В глазах Янкелевича, провозглашая себя носителем определенной миссии, самим этим жестом претендент на мессианство объявляет себя выделенной личностью. Обязанность превращается в привилегию, тайна призвания растворяется во внешних приметах. Нетрудно заметить, что здесь у Янкелевича присутствует неявная полемика с Бергсоном, который, напротив, видел в наличии миссии суть мистического (мессианского) призвания. Личность Мессии оказывается целью самой в себе, что предполагает концепцию завершенного времени, в котором больше не будет возможности для роста и углубления. И как Трубецкой или Соловьев решили отказаться от теории «русского народа-богоносца», так и иудаизм, согласно Янкелевичу, постепенно придет к деперсонализации идеи Мессии.

Тут нельзя не вспомнить возражений Левинаса Янкелевичу, высказанных на том же коллоквиуме: да, всякий, кто объявляет себя Я или Мессией – самозванец, но само-званец в том смысле, в котором самозванцем является всякий доброволец. Левинас настаивает на том, что секрет мессианства и секрет личностности суть одно. Иудаизм должен превзойти мессианизм как ожидание «мифической фигуры» Искупителя и распознать мессианское призвание в каждой конкретной личности. Мессия – это не потомок царя Давида. Мессия – это каждый, кто говорит себе Я. «Быть Я – значит быть Мессией». Но что значит – быть самим собой? Быть самим собой – значит осознавать свое избранничество. Я – это тот, кто избран принять на себя страдания других, тот, кто знает, что он избран, и тот, кто принимает на себя это избранничество. Я как Мессия подразумевает определенное самозванство, поскольку я - это тот, кто сам вызывается стать мессией, принять на себя ответственность за весь мир:
Я в качестве Я, берущее на себя страдания мира, в полном одиночестве само назначает себя на эту роль. Обозначить себя таким образом, не уклоняться от этой роли вплоть до того, что отвечать прежде, чем прозвучит призыв, — это и значит быть Я. «Я» есть тот, кто сам выдвигает себя для несения всей ответственности мира, тот Само-Званец, против которого выступает Янкелевич: само-званец par excellence — тот, кто назначает себя сам. Вот почему он способен целиком взять на себя страдание всех: он может произнести «Я» лишь в той мере, в какой уже взял на себя это страдание. Мессианизм есть именно тот апогей в бытии, каковым является централизация, концентрация Я, его скручивание вокруг самого себя. Говоря конкретно, это означает, что каждый должен поступать так, как если бы он был Мессией .

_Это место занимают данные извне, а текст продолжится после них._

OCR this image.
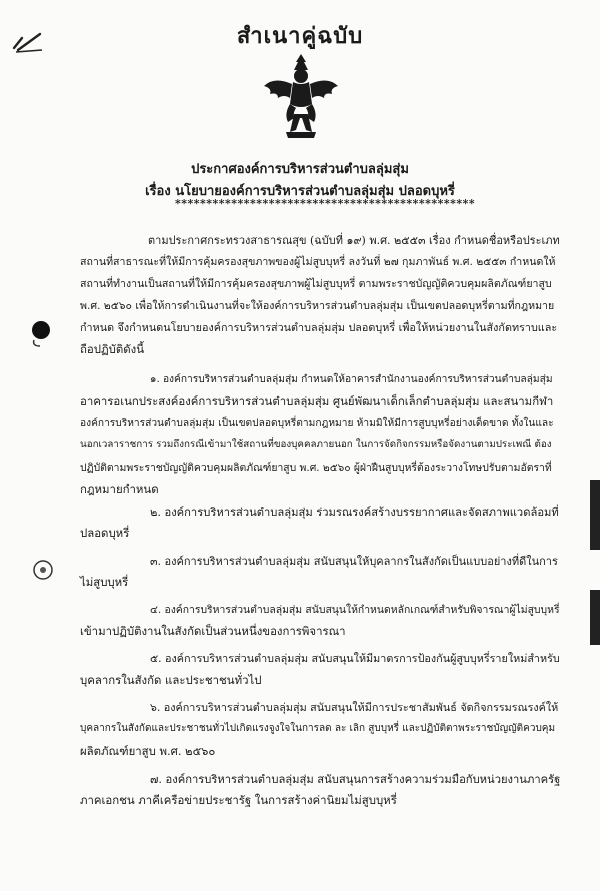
สำเนาคู่ฉบับ
ประกาศองค์การบริหารส่วนตำบลลุ่มสุ่ม
เรื่อง นโยบายองค์การบริหารส่วนตำบลลุ่มสุ่ม ปลอดบุหรี่
************************************************
ตามประกาศกระทรวงสาธารณสุข (ฉบับที่ ๑๙) พ.ศ. ๒๕๕๓ เรื่อง กำหนดชื่อหรือประเภท
สถานที่สาธารณะที่ให้มีการคุ้มครองสุขภาพของผู้ไม่สูบบุหรี่ ลงวันที่ ๒๗ กุมภาพันธ์ พ.ศ. ๒๕๕๓ กำหนดให้
สถานที่ทำงานเป็นสถานที่ให้มีการคุ้มครองสุขภาพผู้ไม่สูบบุหรี่ ตามพระราชบัญญัติควบคุมผลิตภัณฑ์ยาสูบ
พ.ศ. ๒๕๖๐ เพื่อให้การดำเนินงานที่จะให้องค์การบริหารส่วนตำบลลุ่มสุ่ม เป็นเขตปลอดบุหรี่ตามที่กฎหมาย
กำหนด จึงกำหนดนโยบายองค์การบริหารส่วนตำบลลุ่มสุ่ม ปลอดบุหรี่ เพื่อให้หน่วยงานในสังกัดทราบและ
ถือปฏิบัติดังนี้
๑. องค์การบริหารส่วนตำบลลุ่มสุ่ม กำหนดให้อาคารสำนักงานองค์การบริหารส่วนตำบลลุ่มสุ่ม
อาคารอเนกประสงค์องค์การบริหารส่วนตำบลลุ่มสุ่ม ศูนย์พัฒนาเด็กเล็กตำบลลุ่มสุ่ม และสนามกีฬา
องค์การบริหารส่วนตำบลลุ่มสุ่ม เป็นเขตปลอดบุหรี่ตามกฎหมาย ห้ามมิให้มีการสูบบุหรี่อย่างเด็ดขาด ทั้งในและ
นอกเวลาราชการ รวมถึงกรณีเข้ามาใช้สถานที่ของบุคคลภายนอก ในการจัดกิจกรรมหรือจัดงานตามประเพณี ต้อง
ปฏิบัติตามพระราชบัญญัติควบคุมผลิตภัณฑ์ยาสูบ พ.ศ. ๒๕๖๐ ผู้ฝ่าฝืนสูบบุหรี่ต้องระวางโทษปรับตามอัตราที่
กฎหมายกำหนด
๒. องค์การบริหารส่วนตำบลลุ่มสุ่ม ร่วมรณรงค์สร้างบรรยากาศและจัดสภาพแวดล้อมที่
ปลอดบุหรี่
๓. องค์การบริหารส่วนตำบลลุ่มสุ่ม สนับสนุนให้บุคลากรในสังกัดเป็นแบบอย่างที่ดีในการ
ไม่สูบบุหรี่
๔. องค์การบริหารส่วนตำบลลุ่มสุ่ม สนับสนุนให้กำหนดหลักเกณฑ์สำหรับพิจารณาผู้ไม่สูบบุหรี่
เข้ามาปฏิบัติงานในสังกัดเป็นส่วนหนึ่งของการพิจารณา
๕. องค์การบริหารส่วนตำบลลุ่มสุ่ม สนับสนุนให้มีมาตรการป้องกันผู้สูบบุหรี่รายใหม่สำหรับ
บุคลากรในสังกัด และประชาชนทั่วไป
๖. องค์การบริหารส่วนตำบลลุ่มสุ่ม สนับสนุนให้มีการประชาสัมพันธ์ จัดกิจกรรมรณรงค์ให้
บุคลากรในสังกัดและประชาชนทั่วไปเกิดแรงจูงใจในการลด ละ เลิก สูบบุหรี่ และปฏิบัติตาพระราชบัญญัติควบคุม
ผลิตภัณฑ์ยาสูบ พ.ศ. ๒๕๖๐
๗. องค์การบริหารส่วนตำบลลุ่มสุ่ม สนับสนุนการสร้างความร่วมมือกับหน่วยงานภาครัฐ
ภาคเอกชน ภาคีเครือข่ายประชารัฐ ในการสร้างค่านิยมไม่สูบบุหรี่
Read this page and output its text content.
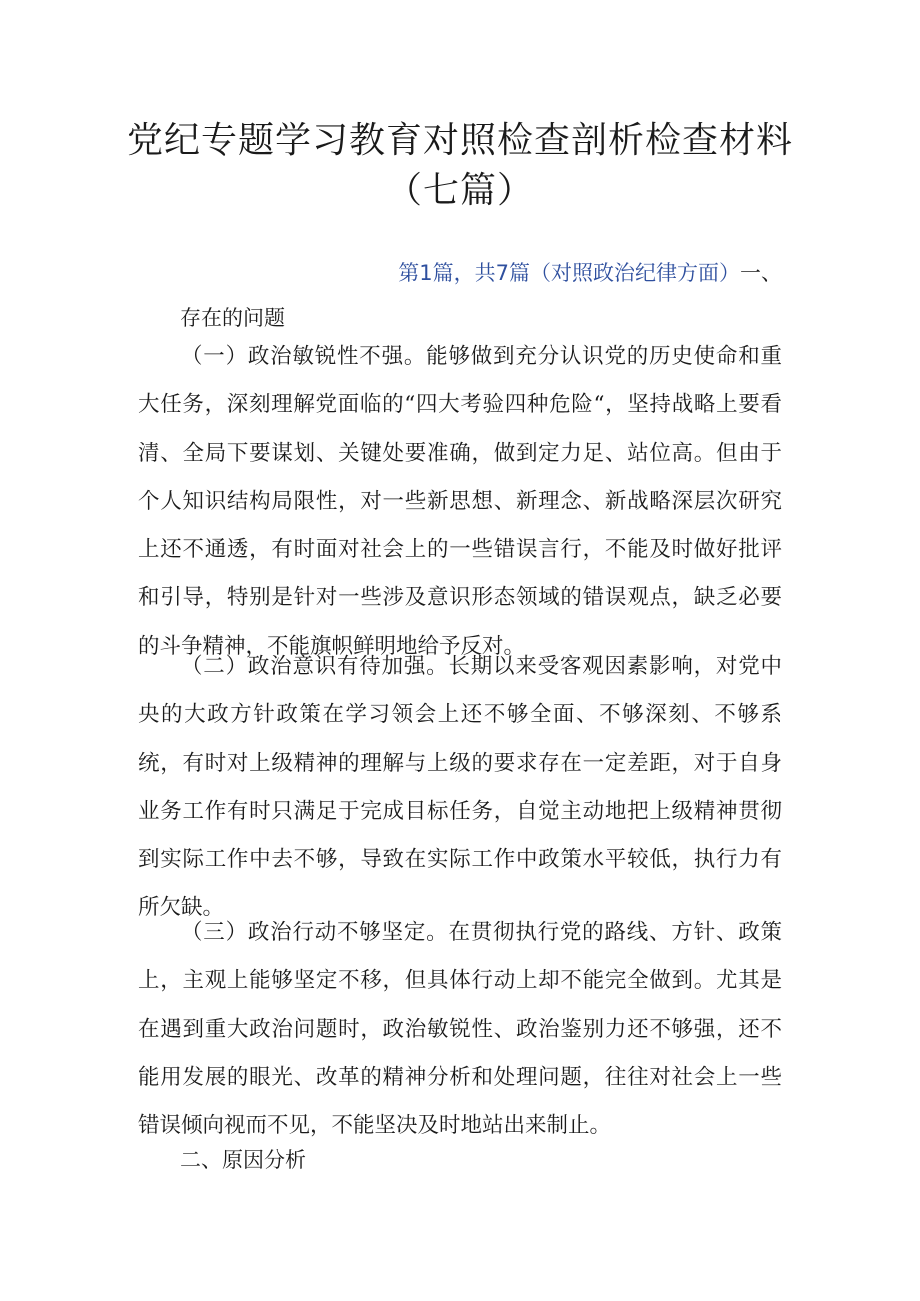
党纪专题学习教育对照检查剖析检查材料
（七篇）
第1篇，共7篇（对照政治纪律方面）一、
存在的问题

（一）政治敏锐性不强。能够做到充分认识党的历史使命和重大任务，深刻理解党面临的“四大考验四种危险“，坚持战略上要看清、全局下要谋划、关键处要准确，做到定力足、站位高。但由于个人知识结构局限性，对一些新思想、新理念、新战略深层次研究上还不通透，有时面对社会上的一些错误言行，不能及时做好批评和引导，特别是针对一些涉及意识形态领域的错误观点，缺乏必要的斗争精神，不能旗帜鲜明地给予反对。

（二）政治意识有待加强。长期以来受客观因素影响，对党中央的大政方针政策在学习领会上还不够全面、不够深刻、不够系统，有时对上级精神的理解与上级的要求存在一定差距，对于自身业务工作有时只满足于完成目标任务，自觉主动地把上级精神贯彻到实际工作中去不够，导致在实际工作中政策水平较低，执行力有所欠缺。

（三）政治行动不够坚定。在贯彻执行党的路线、方针、政策上，主观上能够坚定不移，但具体行动上却不能完全做到。尤其是在遇到重大政治问题时，政治敏锐性、政治鉴别力还不够强，还不能用发展的眼光、改革的精神分析和处理问题，往往对社会上一些错误倾向视而不见，不能坚决及时地站出来制止。

二、原因分析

Если Мессия – это каждый, кто говорит Я, то в таком мессианстве отсутствует момент завершенности или привелегированности, столь смущавший В. Янкелевича: если каждый призван быть человеком-богоносцем, то это призвание уже не есть призвание установить на земле один на всех тотальный Китеж-град, но это призвание жить как Феврония, жить так, как если бы ты уже был гражданином невидимого Китежа. Однако тезис Левинаса глубже: Я могу претендовать на личностность, на то, чтобы быть Я – только в той мере, в которой я уже – личность, только в той мере, в которой я уже нечто сделал, уже ответил на призыв. Иначе говоря, самозванец может на самом деле назвать себя Димитрием только в тот момент, когда он Димитрием уже является.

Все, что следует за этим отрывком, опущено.